IIIT 5K-Word (IIIT5k)
- The test set contains 3,000 cropped text images collected from the internet, covering a wide range of fonts and languages.
- Each image is accompanied by two lexicons: one with 50 words (small lexicon) and one with 1,000 words (large lexicon) for lexicon-assisted evaluation.
Street View Text (SVT)
- The test set consists of 249 scene images from Google Street View, from which 647 cropped text images are extracted.
- Each text image is provided with a 50-word lexicon for lexicon-assisted evaluation.
CUTE
- The test set contains 288 images, with many curved text images. No lexicon is provided for this dataset.

Training Strategy

Since CA-FCN is a fully convolutional architecture, it imposes no restrictions on input image size.

The authors adopted multi-scale training to enhance model robustness, with input images randomly adjusted to:

$32 \times 128$
$48 \times 192$
$64 \times 256$

In addition, data augmentation techniques were applied during training, including random rotation, hue, brightness, contrast, and blurring adjustments. The rotation angle ranged between $[-15^\circ, 15^\circ]$ .

Other parameters include:

The Adam optimizer was used for training, with an initial learning rate of $10^{-4}$ .
The learning rate was reduced to $10^{-5}$ in the 3rd epoch and to $10^{-6}$ in the 4th epoch.
The model was trained for 5 epochs in total.
The number of character categories was set to 38, including 26 letters, 10 digits, 1 special character (representing non-alphanumeric characters), and 1 background class.

During testing, the images were resized to a fixed height of 64 ( $H_t = 64$ ), and the width ( $W_t$ ) was calculated as follows:

W_t = \begin{cases} W \times \frac{H_t}{H} & \text{If} \ W/H > 4, \\ 256 & \text{Otherwise} \end{cases}

Where $H$ and $W$ are the original height and width of the image.

Discussion

Comparison with Other Methods

compare

CA-FCN achieves state-of-the-art performance across multiple benchmark tests.

On the IIIT dataset (without lexicon), it improves upon the previous best method by 3.7%.
On the irregular text dataset CUTE, it achieves a 3.1% improvement (without using additional curved text training data).
It also performs well on other datasets like SVT and IC13.

To ensure a fair comparison with (Cheng et al., 2017), the authors generated 4 million synthetic images using the SynthText algorithm and trained the model using the same lexicon as Synth90k. After fine-tuning with additional data, CA-FCN outperforms (Cheng et al., 2017) on SVT.

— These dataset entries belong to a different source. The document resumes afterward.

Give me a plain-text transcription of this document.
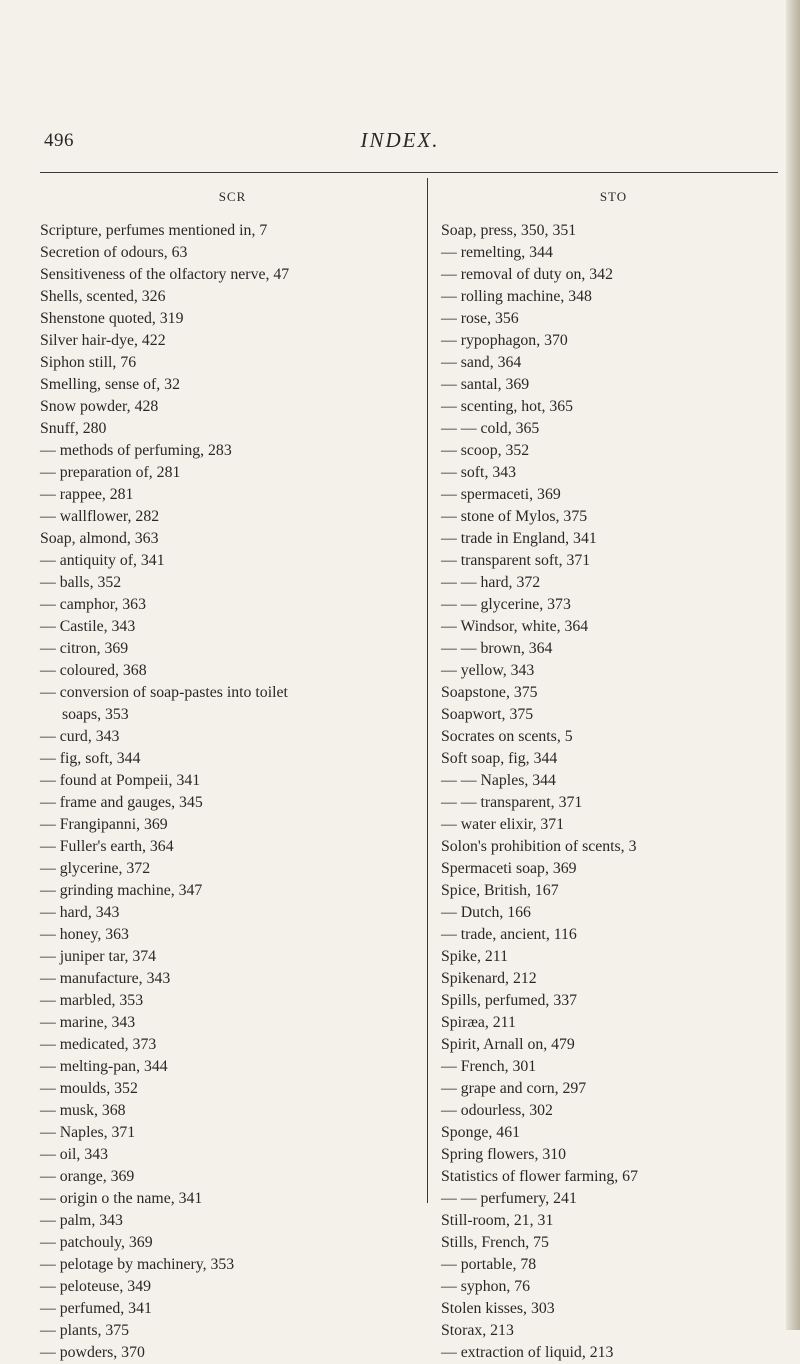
496	INDEX.
SCR
Scripture, perfumes mentioned in, 7
Secretion of odours, 63
Sensitiveness of the olfactory nerve, 47
Shells, scented, 326
Shenstone quoted, 319
Silver hair-dye, 422
Siphon still, 76
Smelling, sense of, 32
Snow powder, 428
Snuff, 280
— methods of perfuming, 283
— preparation of, 281
— rappee, 281
— wallflower, 282
Soap, almond, 363
— antiquity of, 341
— balls, 352
— camphor, 363
— Castile, 343
— citron, 369
— coloured, 368
— conversion of soap-pastes into toilet
soaps, 353
— curd, 343
— fig, soft, 344
— found at Pompeii, 341
— frame and gauges, 345
— Frangipanni, 369
— Fuller's earth, 364
— glycerine, 372
— grinding machine, 347
— hard, 343
— honey, 363
— juniper tar, 374
— manufacture, 343
— marbled, 353
— marine, 343
— medicated, 373
— melting-pan, 344
— moulds, 352
— musk, 368
— Naples, 371
— oil, 343
— orange, 369
— origin o the name, 341
— palm, 343
— patchouly, 369
— pelotage by machinery, 353
— peloteuse, 349
— perfumed, 341
— plants, 375
— powders, 370
STO
Soap, press, 350, 351
— remelting, 344
— removal of duty on, 342
— rolling machine, 348
— rose, 356
— rypophagon, 370
— sand, 364
— santal, 369
— scenting, hot, 365
— — cold, 365
— scoop, 352
— soft, 343
— spermaceti, 369
— stone of Mylos, 375
— trade in England, 341
— transparent soft, 371
— — hard, 372
— — glycerine, 373
— Windsor, white, 364
— — brown, 364
— yellow, 343
Soapstone, 375
Soapwort, 375
Socrates on scents, 5
Soft soap, fig, 344
— — Naples, 344
— — transparent, 371
— water elixir, 371
Solon's prohibition of scents, 3
Spermaceti soap, 369
Spice, British, 167
— Dutch, 166
— trade, ancient, 116
Spike, 211
Spikenard, 212
Spills, perfumed, 337
Spiræa, 211
Spirit, Arnall on, 479
— French, 301
— grape and corn, 297
— odourless, 302
Sponge, 461
Spring flowers, 310
Statistics of flower farming, 67
— — perfumery, 241
Still-room, 21, 31
Stills, French, 75
— portable, 78
— syphon, 76
Stolen kisses, 303
Storax, 213
— extraction of liquid, 213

(Bai et al., 2018) achieved good results for regular text recognition, but their one-dimensional approach may struggle with datasets like CUTE, which contain irregular, curved text. Our method not only outperforms (Bai et al., 2018) on most benchmarks, but it also shows significant improvements on IIIT and CUTE.

tip

The comparison table only includes authors and years, which makes it harder to read. However, this has become a common practice in papers. Interested readers can refer to the original paper for more detailed tables.

Visualization Results

result

The authors provide visualization results from the CA-FCN model, as shown above, applied to the IIIT and CUTE80 datasets.

Conclusion

CA-FCN addresses the text recognition problem using a two-dimensional approach. By performing character classification at each pixel, the algorithm effectively recognizes both regular and irregular text.

Experimental results demonstrate that this model outperforms existing methods on datasets containing both regular and irregular text, showcasing its strong performance across various scenarios.

tip

In practical applications, it may be difficult to deploy this model for languages like Chinese, where the number of character categories is close to 100,000. This would significantly increase the size of the prediction branch, making both training and inference computationally expensive.